One recent morning I awoke cranky and tired due to one too many Cosmos and a third night of insomnia. My first book was published a few months ago and I naively thought I would finally have some time to relax, some time for “pure happiness.” But it suddenly seemed like the real work had only begun. For months now I’ve been struggling with… let’s call it exhaustion. Yet again the difficult question loomed: how do we writers experience and accept obstacles without being buried alive?

As I sat on the couch griping, my husband tossed me The Long-Winded Lady by Maeve Brennan (1917-1993), an old-time New Yorker writer of the kind they don’t make anymore. Or if they do, theNew Yorker doesn’t publish them.

“You’ll love it,” he said. This would not be a workday, I resolved guiltily. I grabbed the book and one of the cats and went back to bed, sulking.

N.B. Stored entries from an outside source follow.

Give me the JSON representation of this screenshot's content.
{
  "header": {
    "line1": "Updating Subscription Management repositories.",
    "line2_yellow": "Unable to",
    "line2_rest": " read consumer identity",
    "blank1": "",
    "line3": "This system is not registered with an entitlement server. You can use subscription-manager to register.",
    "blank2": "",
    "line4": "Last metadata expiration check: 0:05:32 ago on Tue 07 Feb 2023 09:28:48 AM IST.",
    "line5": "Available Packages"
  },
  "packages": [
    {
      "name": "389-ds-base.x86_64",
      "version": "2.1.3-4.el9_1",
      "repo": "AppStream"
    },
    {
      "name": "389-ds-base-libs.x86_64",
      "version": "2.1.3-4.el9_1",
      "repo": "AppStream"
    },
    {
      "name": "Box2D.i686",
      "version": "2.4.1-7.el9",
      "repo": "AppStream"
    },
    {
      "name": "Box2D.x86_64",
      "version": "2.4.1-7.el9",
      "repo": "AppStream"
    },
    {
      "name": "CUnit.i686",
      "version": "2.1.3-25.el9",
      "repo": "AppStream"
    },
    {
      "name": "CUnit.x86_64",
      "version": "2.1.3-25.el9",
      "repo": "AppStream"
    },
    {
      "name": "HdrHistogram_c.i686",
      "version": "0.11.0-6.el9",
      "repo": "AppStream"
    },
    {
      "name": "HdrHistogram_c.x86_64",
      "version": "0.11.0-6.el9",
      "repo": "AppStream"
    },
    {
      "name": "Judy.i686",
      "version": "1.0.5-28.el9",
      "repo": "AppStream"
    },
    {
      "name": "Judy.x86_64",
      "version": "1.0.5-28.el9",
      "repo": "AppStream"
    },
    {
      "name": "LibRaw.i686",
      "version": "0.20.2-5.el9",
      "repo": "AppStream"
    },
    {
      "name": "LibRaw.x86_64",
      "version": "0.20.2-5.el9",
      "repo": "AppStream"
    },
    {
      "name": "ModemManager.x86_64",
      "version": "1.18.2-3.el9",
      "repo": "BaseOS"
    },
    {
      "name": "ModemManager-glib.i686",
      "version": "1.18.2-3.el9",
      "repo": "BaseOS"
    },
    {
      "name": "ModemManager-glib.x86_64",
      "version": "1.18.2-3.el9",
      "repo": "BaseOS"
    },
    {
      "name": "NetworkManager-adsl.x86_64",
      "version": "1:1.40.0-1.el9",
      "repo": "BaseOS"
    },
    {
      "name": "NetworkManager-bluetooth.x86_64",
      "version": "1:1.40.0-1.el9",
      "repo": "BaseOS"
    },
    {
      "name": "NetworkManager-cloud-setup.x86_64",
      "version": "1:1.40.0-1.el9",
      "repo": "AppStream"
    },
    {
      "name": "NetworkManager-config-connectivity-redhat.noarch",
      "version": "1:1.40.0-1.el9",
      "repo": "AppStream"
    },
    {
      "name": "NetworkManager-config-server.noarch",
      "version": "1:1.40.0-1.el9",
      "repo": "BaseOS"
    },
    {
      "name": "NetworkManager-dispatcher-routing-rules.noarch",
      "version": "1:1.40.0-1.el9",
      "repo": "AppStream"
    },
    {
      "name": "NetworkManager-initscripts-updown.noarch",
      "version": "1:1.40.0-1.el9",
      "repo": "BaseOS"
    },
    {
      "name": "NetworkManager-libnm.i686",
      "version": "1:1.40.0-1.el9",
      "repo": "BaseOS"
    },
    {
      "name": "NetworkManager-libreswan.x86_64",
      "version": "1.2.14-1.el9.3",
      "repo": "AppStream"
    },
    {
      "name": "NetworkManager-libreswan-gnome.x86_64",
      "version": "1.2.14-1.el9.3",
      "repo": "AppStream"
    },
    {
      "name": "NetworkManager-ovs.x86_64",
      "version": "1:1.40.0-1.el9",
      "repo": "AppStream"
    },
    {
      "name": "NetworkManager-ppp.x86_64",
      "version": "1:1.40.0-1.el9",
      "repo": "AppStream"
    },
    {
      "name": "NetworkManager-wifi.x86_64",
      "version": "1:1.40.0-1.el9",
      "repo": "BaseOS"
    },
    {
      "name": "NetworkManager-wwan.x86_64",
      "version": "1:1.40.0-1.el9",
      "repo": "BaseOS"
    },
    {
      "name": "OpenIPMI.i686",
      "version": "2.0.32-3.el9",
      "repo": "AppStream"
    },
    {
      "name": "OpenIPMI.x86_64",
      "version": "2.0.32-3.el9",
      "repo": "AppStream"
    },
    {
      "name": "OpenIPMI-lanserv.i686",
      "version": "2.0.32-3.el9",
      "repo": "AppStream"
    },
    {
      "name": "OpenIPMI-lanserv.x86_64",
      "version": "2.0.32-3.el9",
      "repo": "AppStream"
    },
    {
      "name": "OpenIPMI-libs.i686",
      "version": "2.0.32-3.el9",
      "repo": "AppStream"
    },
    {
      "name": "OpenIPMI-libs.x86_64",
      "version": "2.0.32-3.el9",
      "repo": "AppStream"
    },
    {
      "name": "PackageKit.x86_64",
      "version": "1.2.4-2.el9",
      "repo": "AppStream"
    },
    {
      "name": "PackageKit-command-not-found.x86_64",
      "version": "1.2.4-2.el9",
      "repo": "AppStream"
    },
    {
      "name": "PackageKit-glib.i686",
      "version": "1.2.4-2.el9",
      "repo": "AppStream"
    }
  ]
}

I was surprised to catch glimpses of an answer to my question in Brennan’s short sketches of life in New York, the city she called “half-capsized (…) with the inhabitants hanging on, most of them still able to laugh as they cling to the island that is their life’s predicament.” Somehow her short profiles of the invisible, the fragile, the mean, the lost and the lonely—the seen-but-immediately-forgotten—lifted my mood. They are the types we run into on the subway or at the bodega, mostly bypassing them, the way we try to bypass our own opaque emotions. In Brennan’s work a broken heel, a sudden rainstorm, a collapsed stranger, provide a window into her complex inner and outer worlds.